Echocardiography, perhaps even more so than other imaging modalities, lends itself well to the use of apps, websites, and other e-learning modalities.
We’ve recently reviewed several apps related to echocardiography.
Here we take a look at EchoSource – an app that aims to teach the basic principles of and technique for echocardiography.
The developers behind EchoSource also have other apps focused on cardiology including CathSource and ECGSource. Overall, EchoSource is well designed for its purpose and is a great resource for anyone learning echocardiography.
The app opens to a general Home screen which lists the name of the apps author, Dr. Rocky Bilhartz, who is a practicing cardiologist in Texas. Dr. Bilhartz is also responsible for other cardiology related apps like ECGSource and CathSource. As an aside, one nice change here would be to have the Home screen display only briefly and then take the user automatically to a content page rather than adding an unnecessary click through.
Tapping over the Index, we are presented with a long list of topics organized largely from a general overview of echocardiography to increasingly complex pathology.
Each topic is organized similarly as a mix of a written overview of the topic with images and videos present. Personally, I found the history of echocardiography section to be an interesting read. Skipping onwards to the TTE – Procedure section, we get a nice overview of how to perform a complete exam including tips on how to get better windows. The included images that show probe position can be tapped on to show video of what the corresponding echo images will look like.
Similarly, the Standard TTE Views section includes drawings of the usual views with labeled structures and wall segments. These are linked to the same videos as in the TTE Procedure section.
There are some notable exceptions here.

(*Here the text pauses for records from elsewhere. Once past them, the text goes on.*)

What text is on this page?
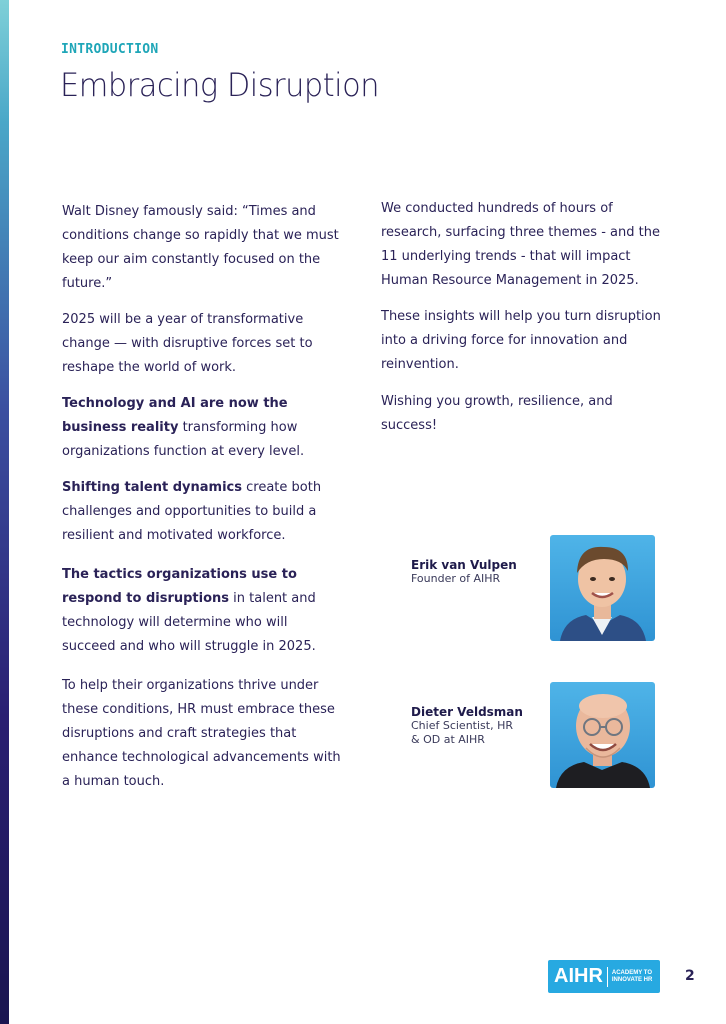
INTRODUCTION
Embracing Disruption

Walt Disney famously said: “Times and conditions change so rapidly that we must keep our aim constantly focused on the future.”

2025 will be a year of transformative change — with disruptive forces set to reshape the world of work.

Technology and AI are now the business reality transforming how organizations function at every level.

Shifting talent dynamics create both challenges and opportunities to build a resilient and motivated workforce.

The tactics organizations use to respond to disruptions in talent and technology will determine who will succeed and who will struggle in 2025.

To help their organizations thrive under these conditions, HR must embrace these disruptions and craft strategies that enhance technological advancements with a human touch.

We conducted hundreds of hours of research, surfacing three themes - and the 11 underlying trends - that will impact Human Resource Management in 2025.

These insights will help you turn disruption into a driving force for innovation and reinvention.

Wishing you growth, resilience, and success!

Erik van Vulpen
Founder of AIHR
Dieter Veldsman
Chief Scientist, HR
& OD at AIHR
AIHR ACADEMY TO
INNOVATE HR 2
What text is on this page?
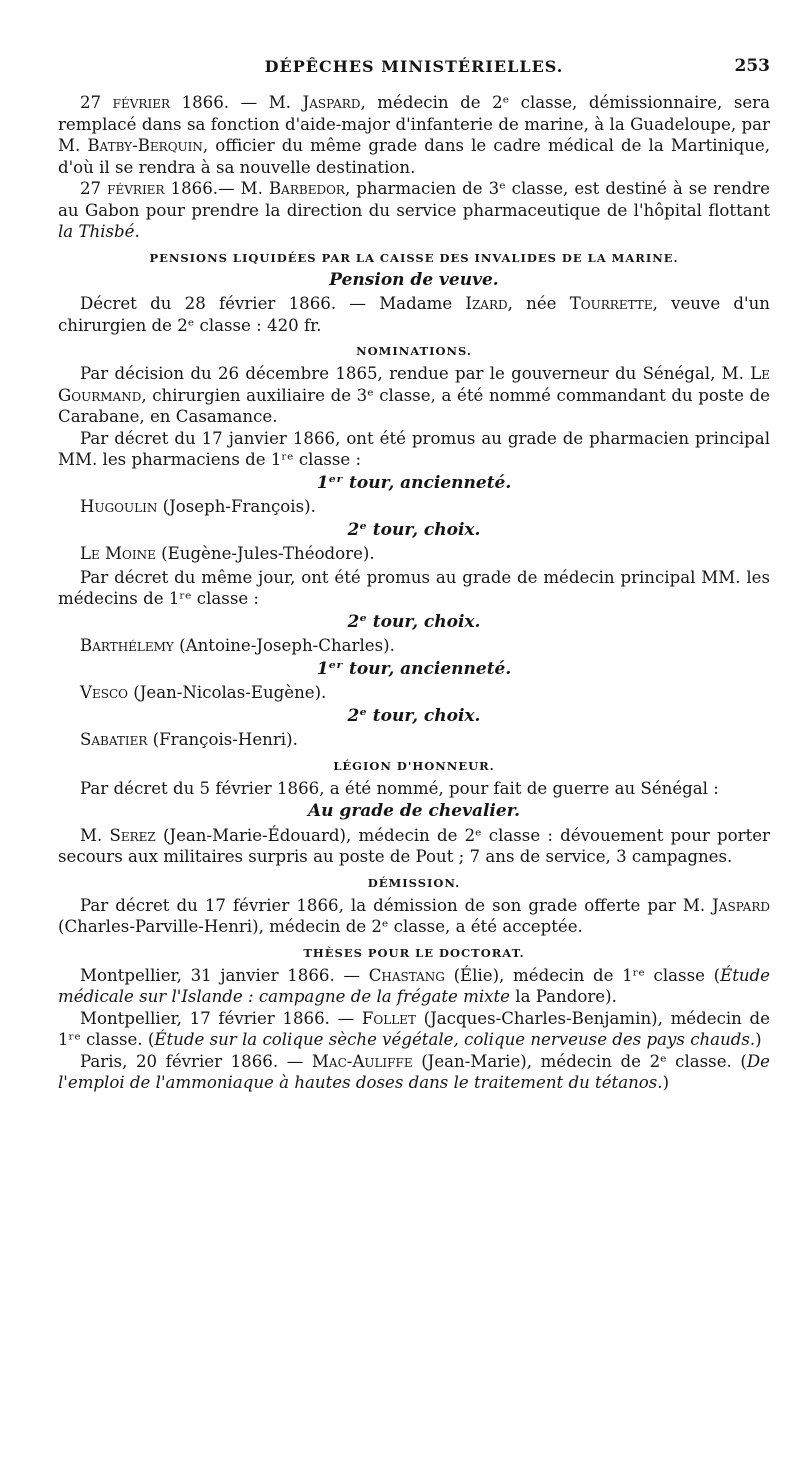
DÉPÊCHES MINISTÉRIELLES.	253

27 février 1866. — M. Jaspard, médecin de 2ᵉ classe, démissionnaire, sera remplacé dans sa fonction d'aide-major d'infanterie de marine, à la Guadeloupe, par M. Batby-Berquin, officier du même grade dans le cadre médical de la Martinique, d'où il se rendra à sa nouvelle destination.

27 février 1866.— M. Barbedor, pharmacien de 3ᵉ classe, est destiné à se rendre au Gabon pour prendre la direction du service pharmaceutique de l'hôpital flottant la Thisbé.

PENSIONS LIQUIDÉES PAR LA CAISSE DES INVALIDES DE LA MARINE.
Pension de veuve.

Décret du 28 février 1866. — Madame Izard, née Tourrette, veuve d'un chirurgien de 2ᵉ classe : 420 fr.

NOMINATIONS.

Par décision du 26 décembre 1865, rendue par le gouverneur du Sénégal, M. Le Gourmand, chirurgien auxiliaire de 3ᵉ classe, a été nommé commandant du poste de Carabane, en Casamance.

Par décret du 17 janvier 1866, ont été promus au grade de pharmacien principal MM. les pharmaciens de 1ʳᵉ classe :

1ᵉʳ tour, ancienneté.
Hugoulin (Joseph-François).
2ᵉ tour, choix.
Le Moine (Eugène-Jules-Théodore).

Par décret du même jour, ont été promus au grade de médecin principal MM. les médecins de 1ʳᵉ classe :

2ᵉ tour, choix.
Barthélemy (Antoine-Joseph-Charles).
1ᵉʳ tour, ancienneté.
Vesco (Jean-Nicolas-Eugène).
2ᵉ tour, choix.
Sabatier (François-Henri).
LÉGION D'HONNEUR.

Par décret du 5 février 1866, a été nommé, pour fait de guerre au Sénégal :

Au grade de chevalier.

M. Serez (Jean-Marie-Édouard), médecin de 2ᵉ classe : dévouement pour porter secours aux militaires surpris au poste de Pout ; 7 ans de service, 3 campagnes.

DÉMISSION.

Par décret du 17 février 1866, la démission de son grade offerte par M. Jaspard (Charles-Parville-Henri), médecin de 2ᵉ classe, a été acceptée.

THÈSES POUR LE DOCTORAT.

Montpellier, 31 janvier 1866. — Chastang (Élie), médecin de 1ʳᵉ classe (Étude médicale sur l'Islande : campagne de la frégate mixte la Pandore).

Montpellier, 17 février 1866. — Follet (Jacques-Charles-Benjamin), médecin de 1ʳᵉ classe. (Étude sur la colique sèche végétale, colique nerveuse des pays chauds.)

Paris, 20 février 1866. — Mac-Auliffe (Jean-Marie), médecin de 2ᵉ classe. (De l'emploi de l'ammoniaque à hautes doses dans le traitement du tétanos.)
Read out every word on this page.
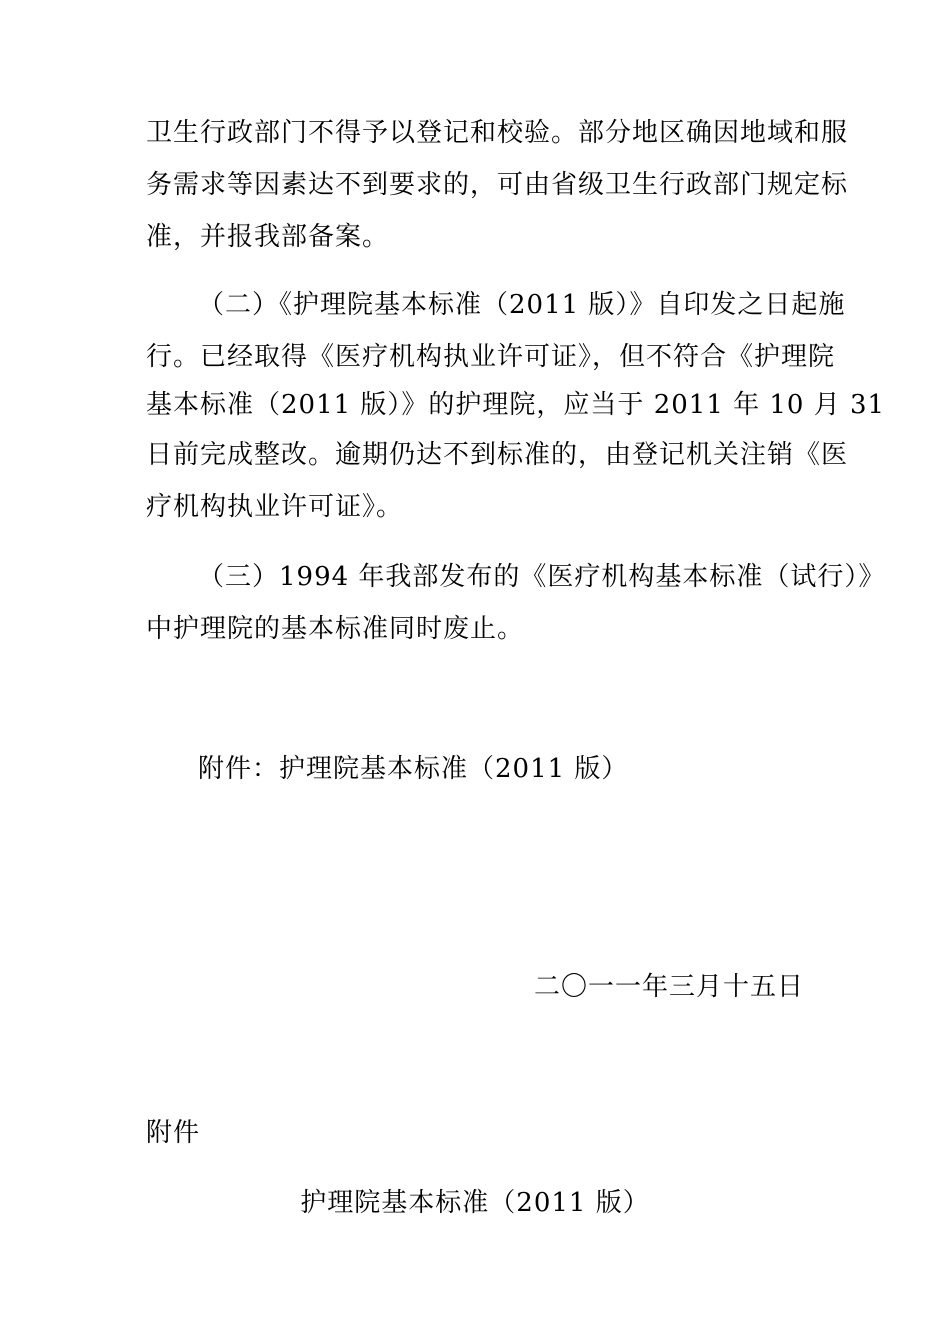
卫生行政部门不得予以登记和校验。部分地区确因地域和服
务需求等因素达不到要求的，可由省级卫生行政部门规定标
准，并报我部备案。
（二）《护理院基本标准（2011 版）》自印发之日起施
行。已经取得《医疗机构执业许可证》，但不符合《护理院
基本标准（2011 版）》的护理院，应当于 2011 年 10 月 31
日前完成整改。逾期仍达不到标准的，由登记机关注销《医
疗机构执业许可证》。
（三）1994 年我部发布的《医疗机构基本标准（试行）》
中护理院的基本标准同时废止。
附件：护理院基本标准（2011 版）
二〇一一年三月十五日
附件
护理院基本标准（2011 版）
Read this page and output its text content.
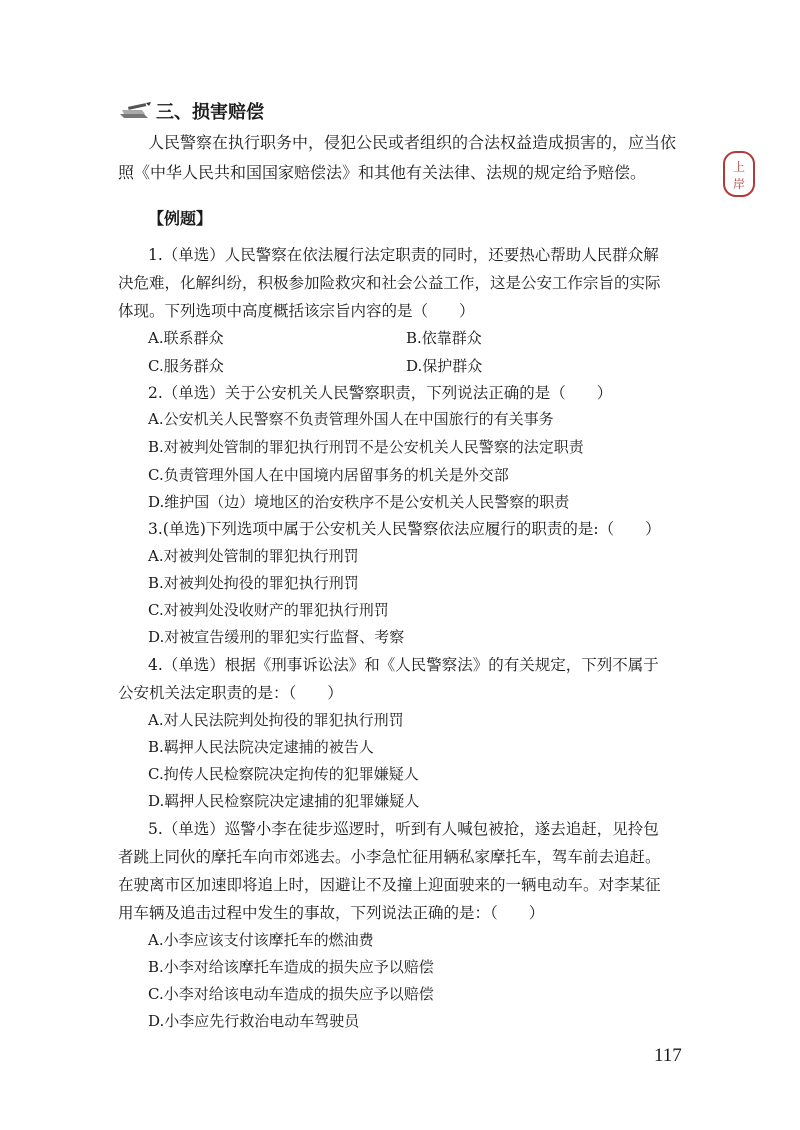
三、损害赔偿
人民警察在执行职务中，侵犯公民或者组织的合法权益造成损害的，应当依
照《中华人民共和国国家赔偿法》和其他有关法律、法规的规定给予赔偿。	上
岸
【例题】
1.（单选）人民警察在依法履行法定职责的同时，还要热心帮助人民群众解
决危难，化解纠纷，积极参加险救灾和社会公益工作，这是公安工作宗旨的实际
体现。下列选项中高度概括该宗旨内容的是（　　）
A.联系群众	B.依靠群众
C.服务群众	D.保护群众
2.（单选）关于公安机关人民警察职责，下列说法正确的是（　　）
A.公安机关人民警察不负责管理外国人在中国旅行的有关事务
B.对被判处管制的罪犯执行刑罚不是公安机关人民警察的法定职责
C.负责管理外国人在中国境内居留事务的机关是外交部
D.维护国（边）境地区的治安秩序不是公安机关人民警察的职责
3.(单选)下列选项中属于公安机关人民警察依法应履行的职责的是:（　　）
A.对被判处管制的罪犯执行刑罚
B.对被判处拘役的罪犯执行刑罚
C.对被判处没收财产的罪犯执行刑罚
D.对被宣告缓刑的罪犯实行监督、考察
4.（单选）根据《刑事诉讼法》和《人民警察法》的有关规定，下列不属于
公安机关法定职责的是：（　　）
A.对人民法院判处拘役的罪犯执行刑罚
B.羁押人民法院决定逮捕的被告人
C.拘传人民检察院决定拘传的犯罪嫌疑人
D.羁押人民检察院决定逮捕的犯罪嫌疑人
5.（单选）巡警小李在徒步巡逻时，听到有人喊包被抢，遂去追赶，见拎包
者跳上同伙的摩托车向市郊逃去。小李急忙征用辆私家摩托车，驾车前去追赶。
在驶离市区加速即将追上时，因避让不及撞上迎面驶来的一辆电动车。对李某征
用车辆及追击过程中发生的事故，下列说法正确的是：（　　）
A.小李应该支付该摩托车的燃油费
B.小李对给该摩托车造成的损失应予以赔偿
C.小李对给该电动车造成的损失应予以赔偿
D.小李应先行救治电动车驾驶员
117
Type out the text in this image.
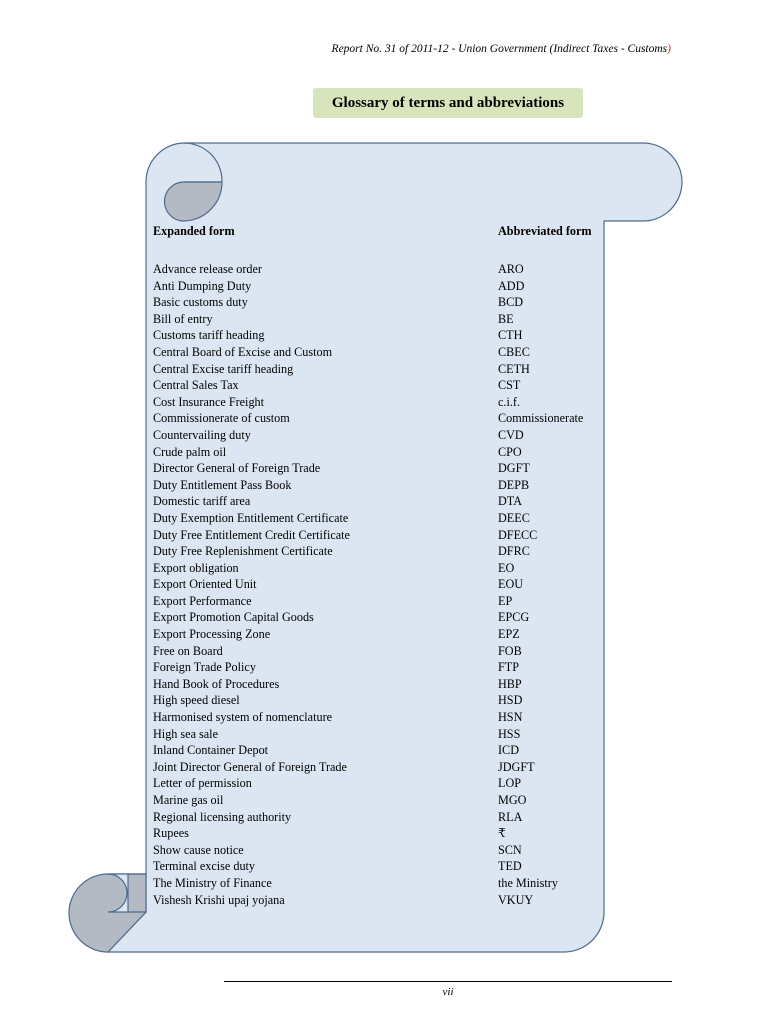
Report No. 31 of 2011-12 - Union Government (Indirect Taxes - Customs)
Glossary of terms and abbreviations
Expanded form	Abbreviated form
Advance release order	ARO
Anti Dumping Duty	ADD
Basic customs duty	BCD
Bill of entry	BE
Customs tariff heading	CTH
Central Board of Excise and Custom	CBEC
Central Excise tariff heading	CETH
Central Sales Tax	CST
Cost Insurance Freight	c.i.f.
Commissionerate of custom	Commissionerate
Countervailing duty	CVD
Crude palm oil	CPO
Director General of Foreign Trade	DGFT
Duty Entitlement Pass Book	DEPB
Domestic tariff area	DTA
Duty Exemption Entitlement Certificate	DEEC
Duty Free Entitlement Credit Certificate	DFECC
Duty Free Replenishment Certificate	DFRC
Export obligation	EO
Export Oriented Unit	EOU
Export Performance	EP
Export Promotion Capital Goods	EPCG
Export Processing Zone	EPZ
Free on Board	FOB
Foreign Trade Policy	FTP
Hand Book of Procedures	HBP
High speed diesel	HSD
Harmonised system of nomenclature	HSN
High sea sale	HSS
Inland Container Depot	ICD
Joint Director General of Foreign Trade	JDGFT
Letter of permission	LOP
Marine gas oil	MGO
Regional licensing authority	RLA
Rupees	₹
Show cause notice	SCN
Terminal excise duty	TED
The Ministry of Finance	the Ministry
Vishesh Krishi upaj yojana	VKUY
vii
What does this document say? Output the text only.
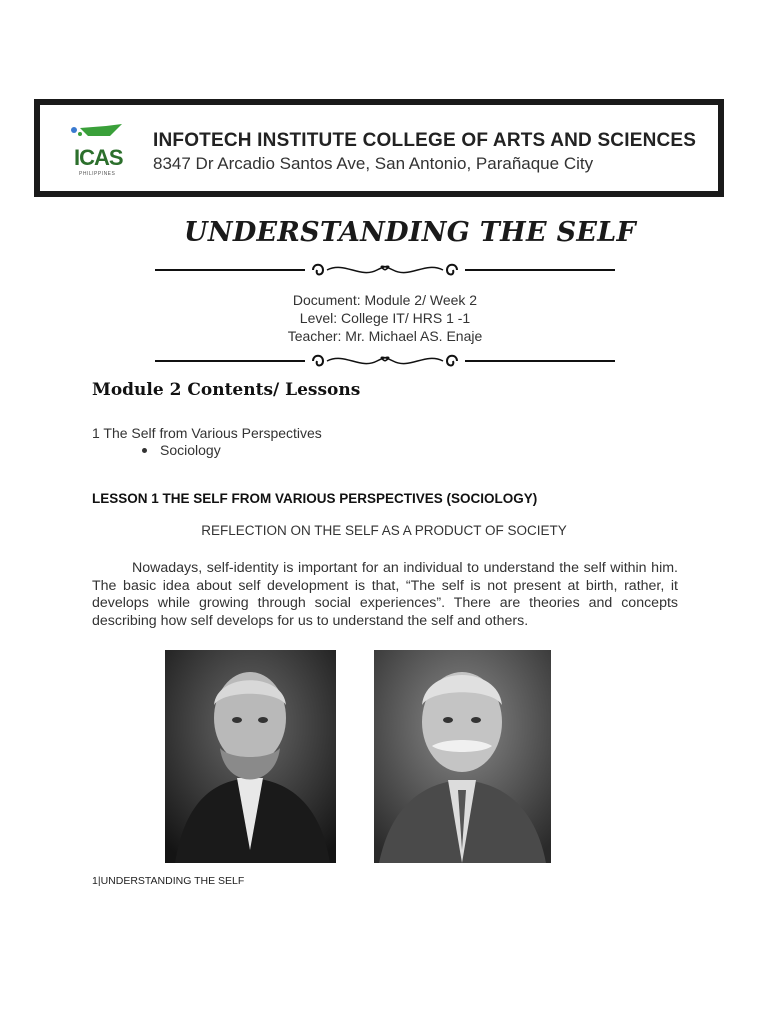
ICAS
PHILIPPINES
INFOTECH INSTITUTE COLLEGE OF ARTS AND SCIENCES
8347 Dr Arcadio Santos Ave, San Antonio, Parañaque City
UNDERSTANDING THE SELF
Document: Module 2/ Week 2
Level: College IT/ HRS 1 -1
Teacher: Mr. Michael AS. Enaje
Module 2 Contents/ Lessons
1 The Self from Various Perspectives
Sociology
LESSON 1 THE SELF FROM VARIOUS PERSPECTIVES (SOCIOLOGY)
REFLECTION ON THE SELF AS A PRODUCT OF SOCIETY
Nowadays, self-identity is important for an individual to understand the self within him. The basic idea about self development is that, “The self is not present at birth, rather, it develops while growing through social experiences”. There are theories and concepts describing how self develops for us to understand the self and others.
1|UNDERSTANDING THE SELF
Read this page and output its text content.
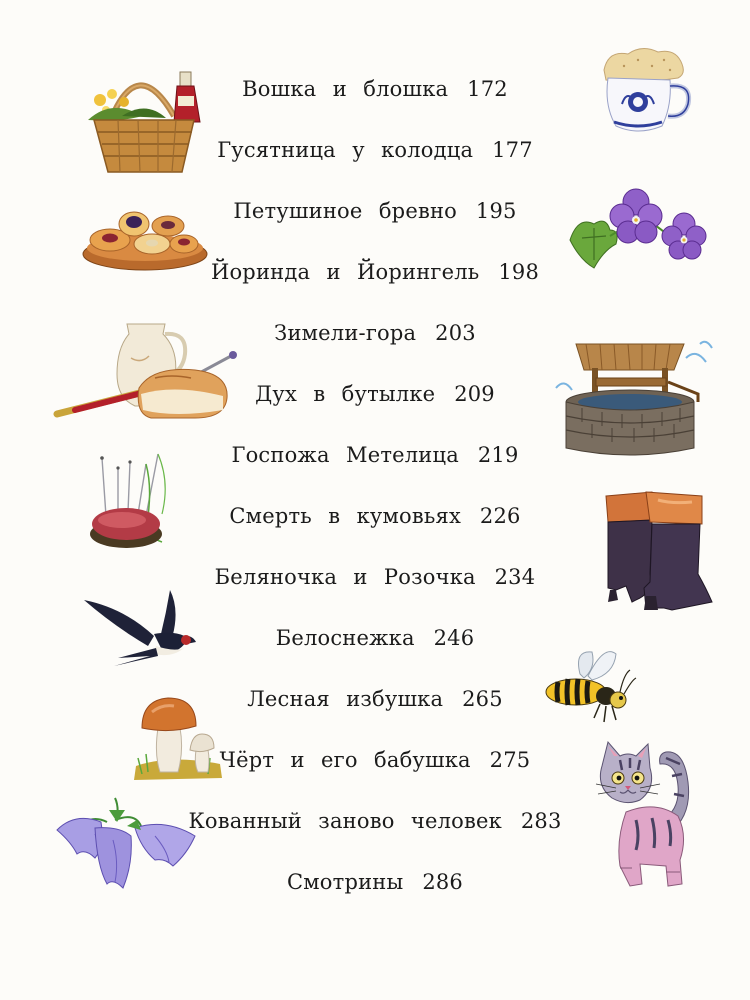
Вошка и блошка 172
Гусятница у колодца 177
Петушиное бревно 195
Йоринда и Йорингель 198
Зимели-гора 203
Дух в бутылке 209
Госпожа Метелица 219
Смерть в кумовьях 226
Беляночка и Розочка 234
Белоснежка 246
Лесная избушка 265
Чёрт и его бабушка 275
Кованный заново человек 283
Смотрины 286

For example, these sections do not include the RV views obtained from the parasternal long axis view or the AoV level view in the short axis.
Continuing with a general overview of echo principles, subsequent sections cover topics like assessment of LV systolic function and hemodynamics. In general, the explanations are well written and paired well with images and video as supplements.
Finally, there are several sections focused on different types of pathology organized generally as either valvular or clinical. The valvular disorders are pretty comprehensively covered, covering even rare topics like tricuspid and pulmonic stenosis. There is also a selection of clinical disorders including topics like pericardial effusions, intracardiac masses, VSD, and more.
Notable missing topics include ischemic cardiac disease and cardiomyopathy. For example, a great topic would be correlating vascular territory to wall motion abnormalities or the mechanical findings associated with dilated cardiomyopathy like mitral regurgitation. The app includes references to source material for the most part. The references are mostly shorthand (i.e. journal, year, page, etc) and are not linked – actually getting them is fairly tedious.
The last tab on our navigation bar is to a searchable listing of the available images and videos.
- Well written explanations of basic echocardiography principles and technique
- Fairly comprehensive coverage of valvular pathology
- Good use of multimedia for teaching purposes
- Missing some important, albeit more advanced, parts of the echo exam
- Missing a few key topics
- Referencing is done in shorthand and not linked out
- This would be a particularly useful feature in an app where we’d anticipate the user would want to know more about certain topics
- Overall, EchoSource is a solid tool for the echocardiography learner, providing a well written and readable overview of basic echo concepts and technique as well as a selection of pathology. At a reasonable price point, it’s a good supplement tool for echo learners looking for a mobile resource.